Yea, what about the Tasmanian Devil?

DrVague
Reply to  Ron Long
December 5, 2021 6:08 pm

Don’t see many around now sadly, used to have them come up to our back deck looking for lunch. Endangered species like us skeptics.

aussiecol
Reply to  DrVague
December 5, 2021 5:29 pm

Yes, I have to admit, I am a Tasmanian, and ardent skeptic unlike the alarmist ABC, which spouts out all sorts of man made climate change rubbish like this.
The west coast is a wild place with a very high rainfall and abundant cool temperate rainforests. Unlike the east coast where I live which is usually dry and as Eric said, award winning vineyards abound.

Jeff Alberts
Reply to  DrVague
December 5, 2021 6:36 pm

Sorry, but you sound… vague.

DrVague
Reply to  Jeff Alberts
December 5, 2021 8:02 pm

Have to be vague lest my employer sees how I really feel, sad but true

J.R.
December 5, 2021 2:37 pm

Ask any climate scientist what happens when warming breaches 2C, and they’ll almost invariably tell you it’s not worth thinking about.”

He’ll tell you a bunch of made-up alarmist baloney that’s based on nothing.

Rud Istvan
Reply to  J.R.
December 5, 2021 2:55 pm

‘Not worth thinking about’. True—With observational ECS about 1.7C, cannot happen.
And sea level rise isn’t accelerating.
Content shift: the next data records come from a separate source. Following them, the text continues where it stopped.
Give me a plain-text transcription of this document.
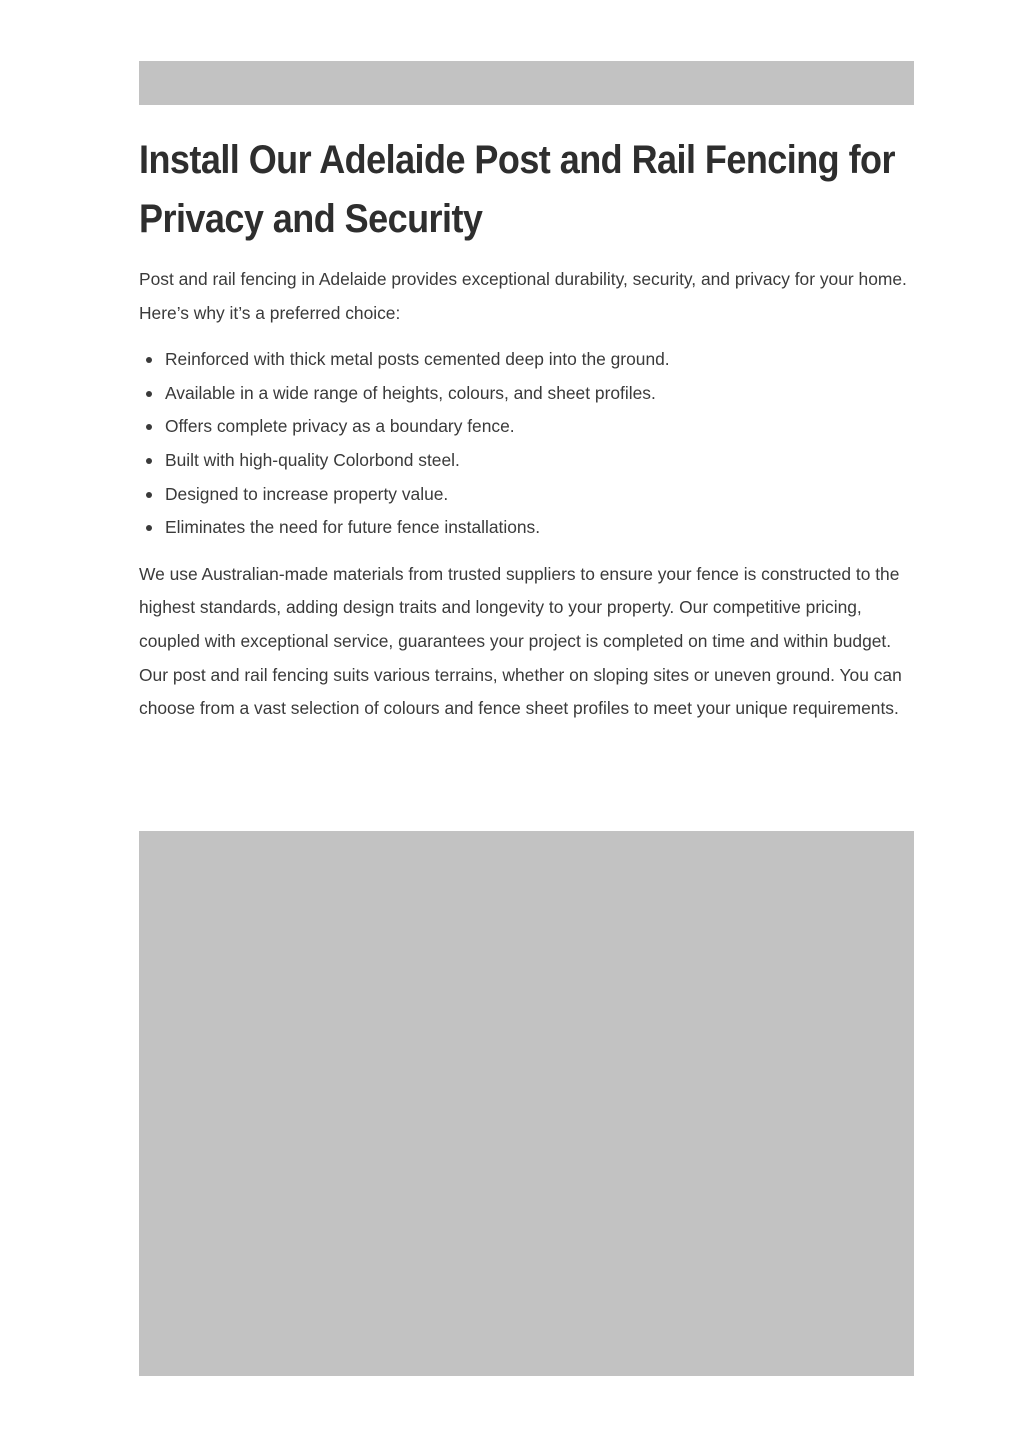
Install Our Adelaide Post and Rail Fencing for Privacy and Security

Post and rail fencing in Adelaide provides exceptional durability, security, and privacy for your home. Here’s why it’s a preferred choice:

Reinforced with thick metal posts cemented deep into the ground.
Available in a wide range of heights, colours, and sheet profiles.
Offers complete privacy as a boundary fence.
Built with high-quality Colorbond steel.
Designed to increase property value.
Eliminates the need for future fence installations.

We use Australian-made materials from trusted suppliers to ensure your fence is constructed to the highest standards, adding design traits and longevity to your property. Our competitive pricing, coupled with exceptional service, guarantees your project is completed on time and within budget. Our post and rail fencing suits various terrains, whether on sloping sites or uneven ground. You can choose from a vast selection of colours and fence sheet profiles to meet your unique requirements.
And Arctic summer ice hasn’t disappeared. And the modeled tropical troposphere hot spot does not exist. And children still know snow… All stuff we were told to think about.

Reply to  Rud Istvan
December 5, 2021 3:19 pm

Plus, it’s been much warmer than that many times before, for thousands of years in a row, and the planet survived just fine. The ice survived as well, as it’s still here to tells us.

Philip
Reply to  J.R.
December 5, 2021 5:42 pm

If no one tells them that the climate has warmed 2C, they won’t know or care. It’s been both warmer and cooler before now and will be at some point in the future.

Dave Fair
December 5, 2021 2:40 pm

Ask any climate scientist what happens when warming breaches 2C, and they’ll almost invariably tell you it’s not worth thinking about.” Warming of 2 C above the Little Ice Age temperatures will further enhance the benefits of a slight warming, minor increase in rainfall and increased greening of atmospheric CO2 enrichment. That’s what they should say if they are climate scientists. Since the government only funds CliSciFi practitioners, they will say something else.

Alexy Scherbakoff
December 5, 2021 2:40 pm

In some far distant future someone will get a government grant to study the data.

Dave Fair
Reply to  Alexy Scherbakoff
December 5, 2021 2:43 pm

No, people will have learned by then not to trust government corruption of science.

Reply to  Dave Fair
December 5, 2021 6:05 pm

fat chance! Most people believe whomever speaks the loudest.

Harkle Pharkle
Reply to  AndyHce
December 5, 2021 10:34 pm

The men the American people admire most extravagantly are the greatest liars; the men they detest the most are those who try to tell them the truth.

— H. L. Menken

Richard Page
Reply to  Alexy Scherbakoff
December 5, 2021 2:52 pm

In some far distant future someone will get a government grant to haul it away and destroy the whole embarrassing monolith without a trace left.

J.R.
Reply to  Alexy Scherbakoff
December 5, 2021 3:07 pm

If civilization falls to the level of Mad Max, the box will likely be broken open and the contents destroyed. All that work for nothing!

Jeff Alberts
Reply to  Alexy Scherbakoff
December 5, 2021 6:41 pm

They’ll determine that for no apparent reason, this civilization stopped using cheap, abundant energy, and even ignored an even more abundant energy source (nuclear), in favor of expensive, inefficient, intermittent, and fragile forms.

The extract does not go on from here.